Where are the Women?
By-elections in Birmingham Hodge Hill and Leicester South had been called for 15 July, and candidates were shortlisted and selected with extreme speed. There was widespread unhappiness that in Hodge Hill two white men were shortlisted, with no women or ethnic minority applicants judged good enough. No woman has been selected for a Labour-held seat in the West Midlands since 1996, and Labour’s commitment to positive action is being questioned. This threatens to undermine excellent work in improving women’s representation in local government from 24% to 31.5% in pilot areas.
It was also raised on 3 July at the national women’s forum, the brainchild of Helen Jackson MP and organised by women’s officer Rachael Saunders. The event was highly rated, and excellent value at £5 including lunch, compared with £70.50 for the official women’s conference. I believe it could take over as the main channel for women’s voices within Labour. The women, race and equalities committee is supporting rule changes which would allow constituency ethnic minority forums on the same basis as women’s forums, and promoting guidance on the impact of new disability discrimination laws.
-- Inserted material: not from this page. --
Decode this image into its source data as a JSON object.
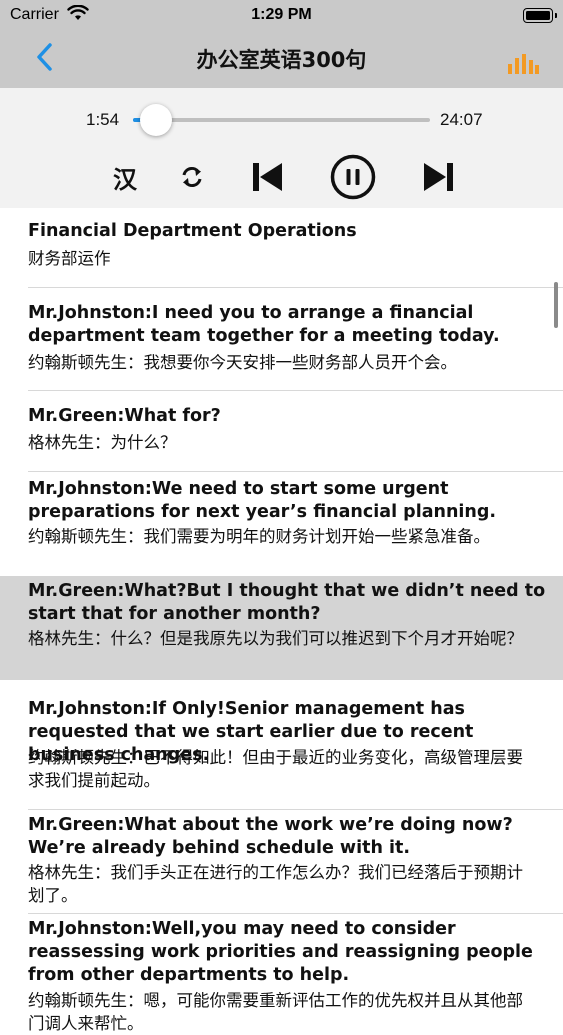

Jean Corston, Chair of the parliamentary committee, explained its role as the executive for the parliamentary Labour party. She was trying to have the PLP more involved in policy decisions such as foundation hospitals and top-up fees. And Ian McCartney said that the review groups on Partnership in Power would consult members at conference, before drawing up conclusions. The party development taskgroup has not met yet this year, but will report on the 21st Century Party feedback at conference.